The film also jumps from scene-to-scene without any flow or smooth direction, missing any and all opportunities for an immersive atmosphere or rich storytelling. It is a jigsaw of fragments that maximizes only on recreating famous photos and images of Monroe while doing very little else. One can appreciate the attempt to capture a distorted reality of one of the most famous women ever to grace the Earth, but its execution here does no favors for the film, certainly no favors for Monroe, and achieves no detectable worthwhile purpose.
Of the film, Oates writes: “‘Marilyn Monroe’ was a brilliant invention of Norma Jeane Baker, one that saved her life, initially; but then overwhelmed her.” Monroe, like all of us, was probably overwhelmed from time to time, but describing her in totality ignores much of her life, career and decisions, let alone her infallible star power.
Marilyn was a force—after all, we are still talking about her today, 60 years after her death. However, Oates’ 800-page novel and its transporting nature was too much to tackle on screen, it seems.

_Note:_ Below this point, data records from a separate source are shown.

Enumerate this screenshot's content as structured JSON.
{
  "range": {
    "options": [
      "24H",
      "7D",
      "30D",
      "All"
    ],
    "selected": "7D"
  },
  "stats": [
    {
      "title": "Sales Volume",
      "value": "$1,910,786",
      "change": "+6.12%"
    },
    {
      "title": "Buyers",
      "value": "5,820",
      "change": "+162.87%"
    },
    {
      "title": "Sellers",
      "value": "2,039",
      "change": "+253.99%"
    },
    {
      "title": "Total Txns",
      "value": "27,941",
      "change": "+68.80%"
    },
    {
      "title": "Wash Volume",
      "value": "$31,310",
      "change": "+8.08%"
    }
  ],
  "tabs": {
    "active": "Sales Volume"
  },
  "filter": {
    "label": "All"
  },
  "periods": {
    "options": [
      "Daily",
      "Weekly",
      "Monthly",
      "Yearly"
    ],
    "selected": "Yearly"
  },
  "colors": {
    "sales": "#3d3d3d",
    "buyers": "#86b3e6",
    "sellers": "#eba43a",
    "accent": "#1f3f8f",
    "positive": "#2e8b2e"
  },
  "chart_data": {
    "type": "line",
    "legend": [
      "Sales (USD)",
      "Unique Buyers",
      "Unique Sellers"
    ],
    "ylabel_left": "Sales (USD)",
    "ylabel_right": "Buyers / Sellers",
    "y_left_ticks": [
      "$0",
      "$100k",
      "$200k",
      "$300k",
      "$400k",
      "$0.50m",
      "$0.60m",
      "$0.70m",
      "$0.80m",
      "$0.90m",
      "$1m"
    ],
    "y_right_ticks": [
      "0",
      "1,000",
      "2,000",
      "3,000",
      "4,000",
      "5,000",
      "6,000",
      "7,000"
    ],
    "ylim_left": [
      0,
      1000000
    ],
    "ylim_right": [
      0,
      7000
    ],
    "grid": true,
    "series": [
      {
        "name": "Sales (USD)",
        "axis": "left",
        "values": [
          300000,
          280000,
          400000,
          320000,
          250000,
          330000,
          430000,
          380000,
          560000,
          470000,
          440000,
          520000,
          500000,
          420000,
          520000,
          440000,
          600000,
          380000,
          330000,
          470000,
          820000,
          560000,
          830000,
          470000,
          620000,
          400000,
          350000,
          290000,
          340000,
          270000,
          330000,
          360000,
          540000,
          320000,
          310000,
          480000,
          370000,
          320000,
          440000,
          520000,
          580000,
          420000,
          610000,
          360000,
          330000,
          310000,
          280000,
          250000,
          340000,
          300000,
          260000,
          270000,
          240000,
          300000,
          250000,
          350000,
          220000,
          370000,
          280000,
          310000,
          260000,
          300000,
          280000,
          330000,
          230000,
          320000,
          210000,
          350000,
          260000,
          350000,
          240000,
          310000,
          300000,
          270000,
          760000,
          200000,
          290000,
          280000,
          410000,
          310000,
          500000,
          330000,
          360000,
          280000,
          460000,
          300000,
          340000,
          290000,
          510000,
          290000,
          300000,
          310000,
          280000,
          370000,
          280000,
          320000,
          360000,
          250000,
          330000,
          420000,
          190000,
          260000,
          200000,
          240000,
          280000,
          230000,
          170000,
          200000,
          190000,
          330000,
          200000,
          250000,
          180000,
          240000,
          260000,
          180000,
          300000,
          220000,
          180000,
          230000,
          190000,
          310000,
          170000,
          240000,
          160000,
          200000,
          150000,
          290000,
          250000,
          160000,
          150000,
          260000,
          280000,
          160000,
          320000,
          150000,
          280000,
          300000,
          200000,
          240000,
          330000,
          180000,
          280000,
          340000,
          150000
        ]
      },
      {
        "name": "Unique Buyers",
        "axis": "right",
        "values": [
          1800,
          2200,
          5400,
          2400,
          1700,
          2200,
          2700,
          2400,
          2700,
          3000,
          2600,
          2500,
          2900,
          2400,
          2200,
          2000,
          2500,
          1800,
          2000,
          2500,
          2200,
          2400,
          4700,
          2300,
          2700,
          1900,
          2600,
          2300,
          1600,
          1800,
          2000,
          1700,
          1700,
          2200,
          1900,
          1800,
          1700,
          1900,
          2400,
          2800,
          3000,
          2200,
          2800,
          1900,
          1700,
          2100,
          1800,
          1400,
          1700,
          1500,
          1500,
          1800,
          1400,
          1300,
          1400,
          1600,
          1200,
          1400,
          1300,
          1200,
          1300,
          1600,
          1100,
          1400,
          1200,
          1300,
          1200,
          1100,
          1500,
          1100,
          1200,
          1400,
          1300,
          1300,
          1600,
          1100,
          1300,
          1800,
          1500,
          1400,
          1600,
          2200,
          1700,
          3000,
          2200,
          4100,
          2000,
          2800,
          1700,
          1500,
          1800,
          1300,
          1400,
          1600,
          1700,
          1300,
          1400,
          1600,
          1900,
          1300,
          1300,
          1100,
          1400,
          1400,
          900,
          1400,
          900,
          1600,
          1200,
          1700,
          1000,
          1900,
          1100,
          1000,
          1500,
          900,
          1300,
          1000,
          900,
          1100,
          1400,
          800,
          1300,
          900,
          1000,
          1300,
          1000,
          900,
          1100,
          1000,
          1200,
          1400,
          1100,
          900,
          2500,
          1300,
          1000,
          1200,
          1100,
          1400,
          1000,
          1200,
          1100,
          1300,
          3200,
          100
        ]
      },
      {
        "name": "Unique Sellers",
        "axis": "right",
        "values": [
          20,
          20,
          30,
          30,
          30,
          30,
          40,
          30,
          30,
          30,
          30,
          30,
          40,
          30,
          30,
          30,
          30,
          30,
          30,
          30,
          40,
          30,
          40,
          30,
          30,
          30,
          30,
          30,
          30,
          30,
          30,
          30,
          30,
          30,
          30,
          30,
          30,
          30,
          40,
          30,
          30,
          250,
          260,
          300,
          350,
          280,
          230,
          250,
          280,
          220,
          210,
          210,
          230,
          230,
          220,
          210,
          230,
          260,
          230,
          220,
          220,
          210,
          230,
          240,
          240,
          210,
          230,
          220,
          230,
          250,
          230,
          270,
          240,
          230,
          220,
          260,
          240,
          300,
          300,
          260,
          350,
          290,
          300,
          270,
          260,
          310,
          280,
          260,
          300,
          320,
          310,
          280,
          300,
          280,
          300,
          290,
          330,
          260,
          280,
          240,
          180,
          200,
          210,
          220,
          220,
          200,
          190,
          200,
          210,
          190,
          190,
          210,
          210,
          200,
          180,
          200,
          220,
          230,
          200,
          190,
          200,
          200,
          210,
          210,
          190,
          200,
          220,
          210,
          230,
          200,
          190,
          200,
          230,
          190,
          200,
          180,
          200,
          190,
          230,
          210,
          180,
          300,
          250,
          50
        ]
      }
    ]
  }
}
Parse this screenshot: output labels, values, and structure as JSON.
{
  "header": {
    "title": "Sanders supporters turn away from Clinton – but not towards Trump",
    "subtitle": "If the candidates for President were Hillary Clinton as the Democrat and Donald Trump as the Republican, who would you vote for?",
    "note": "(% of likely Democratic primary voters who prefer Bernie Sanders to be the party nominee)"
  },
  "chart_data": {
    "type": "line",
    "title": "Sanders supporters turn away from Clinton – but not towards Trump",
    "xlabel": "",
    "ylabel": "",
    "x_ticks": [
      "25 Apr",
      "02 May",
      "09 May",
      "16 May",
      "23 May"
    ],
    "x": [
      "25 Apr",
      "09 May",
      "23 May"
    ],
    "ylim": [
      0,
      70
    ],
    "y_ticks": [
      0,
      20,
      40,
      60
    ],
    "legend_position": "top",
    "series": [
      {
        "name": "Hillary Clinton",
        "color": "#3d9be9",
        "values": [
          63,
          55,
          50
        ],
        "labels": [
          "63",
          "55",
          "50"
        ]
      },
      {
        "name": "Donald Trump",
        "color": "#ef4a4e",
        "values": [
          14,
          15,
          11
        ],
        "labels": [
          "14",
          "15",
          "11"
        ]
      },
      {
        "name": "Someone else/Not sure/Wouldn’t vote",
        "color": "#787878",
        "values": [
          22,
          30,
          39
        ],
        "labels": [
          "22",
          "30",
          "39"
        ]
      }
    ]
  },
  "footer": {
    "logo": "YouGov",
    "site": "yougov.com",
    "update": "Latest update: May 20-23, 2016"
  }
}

I wanted to see what Oates describes as “a true, raw, painfully honest being, an exposed soul, not a pop star entertainer but one of us, transformed.” There are flickers of this transformation and yet the film largely only manages to sum up Monroe as a victim.
The Blonde film is a dull fiction and a simplified portrayal of an extraordinary life. It captures only the overwhelming and none of Monroe’s powerhousing. Marilyn’s third husband, Arthur Miller, once described Marilyn as “a poet on a street corner trying to recite to a crowd pulling at her clothes.” Blonde captures no such poetry and misses a huge opportunity to reintroduce an intelligent, sophisticated, strong Marilyn to the world, as her fans so fondly remember her. Though not without her demons, there is so much more to ‘La Monroe’ than can be seen or felt in this lacking and lifeless attempt.